8Ainsi conçue, la microlecture prend forme au carrefour de la lecture (réception) et de l’écriture (production) : dans ce qui suit nous voudrions étudier de plus près ce rapport qu’elles entretiennent afin de mieux cerner la façon dont la lecture en tant que réécriture constitue un tableau du texte lu. Commençons par distinguer le geste qu’ont en commun la lecture et l’écriture, et ensuite celui qui les sépare.
9La similitude se situe dans la lenteur qui conduit à l’immobilité de la démarche. Les mots du critique ne concourent plus à avancer mais à creuser : ils ne disent rien, ils révèlent. Dans le cas de l’œuvre littéraire aussi, les mots ne réfèrent pas, ils signifient purement24. C’est ce que voulait dire le critique littéraire hollandais Paul Rodenko, dans un beau jeu de mots en néerlandais : « L’œuvre d’art pousse le lecteur à “s’arrêter”25 », au double sens en néerlandais de s’immobiliser et de se taire. Elle ouvre au silence, c’est-à-dire qu’elle fait taire les mots mais elle ouvre le regard de l’homme, en lui faisant voir une image « autre », inhabituelle, particulière de la vie26. Pour expliciter sa conception de la littérature, Paul Rodenko proposait la métaphore de la serrure :
On pourrait dire que l’art consiste en une vision du monde à travers le trou d’une serrure (et nul besoin d’être fin psychologue pour savoir que l’on perçoit des choses bien plus intéressantes, plus « intenses », à travers le trou d’une serrure que dans la vie normale). Pourquoi les lumières s’éteignent-elles au théâtre au lever du rideau, [sinon pour] créer une illusion de serrure ? C’est pourquoi la vie sur scène paraît toujours plus colorée et plus intense. C’est une vie de surface, non pas superficielle. La peinture parvient au même effet par l’encadrement, qui isole le tableau du monde environnant, et la poésie par … [les points de suspension]27.
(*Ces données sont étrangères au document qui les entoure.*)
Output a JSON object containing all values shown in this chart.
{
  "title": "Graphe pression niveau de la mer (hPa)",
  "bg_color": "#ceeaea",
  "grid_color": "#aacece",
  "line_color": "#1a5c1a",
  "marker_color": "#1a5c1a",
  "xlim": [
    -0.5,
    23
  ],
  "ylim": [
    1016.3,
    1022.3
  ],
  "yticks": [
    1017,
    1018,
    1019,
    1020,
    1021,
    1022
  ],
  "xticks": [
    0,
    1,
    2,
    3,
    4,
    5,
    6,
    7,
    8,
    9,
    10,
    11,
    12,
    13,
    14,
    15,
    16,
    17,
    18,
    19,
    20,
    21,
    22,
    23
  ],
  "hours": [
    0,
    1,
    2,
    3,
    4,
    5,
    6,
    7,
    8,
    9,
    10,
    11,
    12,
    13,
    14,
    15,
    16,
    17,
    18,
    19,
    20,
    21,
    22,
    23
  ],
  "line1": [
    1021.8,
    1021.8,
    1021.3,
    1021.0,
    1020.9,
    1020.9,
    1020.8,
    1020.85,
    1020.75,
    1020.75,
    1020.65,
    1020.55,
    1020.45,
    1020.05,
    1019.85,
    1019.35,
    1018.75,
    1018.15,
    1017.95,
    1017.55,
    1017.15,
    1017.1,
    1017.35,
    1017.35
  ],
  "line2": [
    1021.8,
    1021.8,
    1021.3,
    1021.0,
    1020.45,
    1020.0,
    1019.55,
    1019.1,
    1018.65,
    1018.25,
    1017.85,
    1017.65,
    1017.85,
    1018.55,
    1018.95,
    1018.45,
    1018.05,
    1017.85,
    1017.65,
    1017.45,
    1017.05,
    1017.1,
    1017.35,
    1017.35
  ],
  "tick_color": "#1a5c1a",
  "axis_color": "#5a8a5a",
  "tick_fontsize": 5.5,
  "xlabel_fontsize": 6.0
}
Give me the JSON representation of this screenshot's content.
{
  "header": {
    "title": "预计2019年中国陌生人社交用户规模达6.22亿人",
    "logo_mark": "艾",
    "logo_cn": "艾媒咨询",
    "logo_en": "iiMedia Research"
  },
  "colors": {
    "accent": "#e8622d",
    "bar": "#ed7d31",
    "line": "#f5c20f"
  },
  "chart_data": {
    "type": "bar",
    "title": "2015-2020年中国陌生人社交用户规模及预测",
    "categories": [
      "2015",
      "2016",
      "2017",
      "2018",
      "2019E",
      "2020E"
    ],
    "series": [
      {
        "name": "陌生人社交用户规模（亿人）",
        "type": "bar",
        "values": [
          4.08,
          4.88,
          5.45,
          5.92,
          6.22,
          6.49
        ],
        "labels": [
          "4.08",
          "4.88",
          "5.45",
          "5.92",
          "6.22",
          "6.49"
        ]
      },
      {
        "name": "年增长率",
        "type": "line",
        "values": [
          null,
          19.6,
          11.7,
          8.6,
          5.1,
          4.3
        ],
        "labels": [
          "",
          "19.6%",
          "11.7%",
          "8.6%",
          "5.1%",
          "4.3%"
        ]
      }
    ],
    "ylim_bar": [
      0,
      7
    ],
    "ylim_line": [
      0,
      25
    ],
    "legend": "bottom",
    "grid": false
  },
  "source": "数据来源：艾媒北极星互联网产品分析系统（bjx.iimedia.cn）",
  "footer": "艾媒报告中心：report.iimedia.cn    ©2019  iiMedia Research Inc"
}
10La littérature, et l’art en général, donnerait à voir au lecteur une image encadrée, grossie et ralentie, selon la technique du « close-up ». L’art serait la façon de regarder la réalité à travers le trou d’une serrure, qui propose à l’œil lisant une image isolée et encadrée de ce qu’elle évoque. L’image est aliénante dans la mesure où elle donne un aspect particulier, isolé du réel, arrêtant le flux de la vie. Comme le remarque Odile Heynders28, Paul Rodenko se montre ici héritier du formalisme russe de Viktor Chklovski, qui décrivait les poèmes à l’aide desquels les grands écrivains soulignent leur conception de la réalité en l’aliénant : c’est la structure de l’œuvre, la technique et le style de l’œuvre qu’il étudie pour voir comment elle « singularise » le réel et « crée une perception particulière de l’objet, sa vision29 ». La littérature serait une forme de microlecture du réel, une description hachée des choses, en les dénommant de façon inhabituelle, en les expérimentant comme nouvelles et étranges. Arrêter le lecteur en passant un élément du flux de la vie à la loupe : suspendre la linéarité de l’expérience pour focaliser sur un détail et la faire voir autrement. Cette conception de la littérature tente d’expliquer ce qu’elle veut faire voir au lecteur : si le poème est un trou de serrure sur la vie, la critique est la clef du poème.
11L’intensité de l’art suppose une suspension de celui qui regarde et se tait, ainsi fait le microlecteur qui se tait – car qu’est-ce que la paraphrase, sinon la répétition du même, sinon le silence en paroles ? Si l’écrivain et le microlecteur partagent cette technique du « close-up », l’arrêt de l’œil n’est toutefois pas du même ordre dans les deux cas. La microlecture est productrice d’une image du texte mais, comme toute reproduction mimétique, elle est irréductible à l’original. Nous en venons ainsi à considérer ce qui distingue la réécriture de l’écriture première du texte, et nous retenons deux éléments qui importent ici : il s’agit du commentaire en tant que glose premièrement, et de la rupture de la linéarité ensuite.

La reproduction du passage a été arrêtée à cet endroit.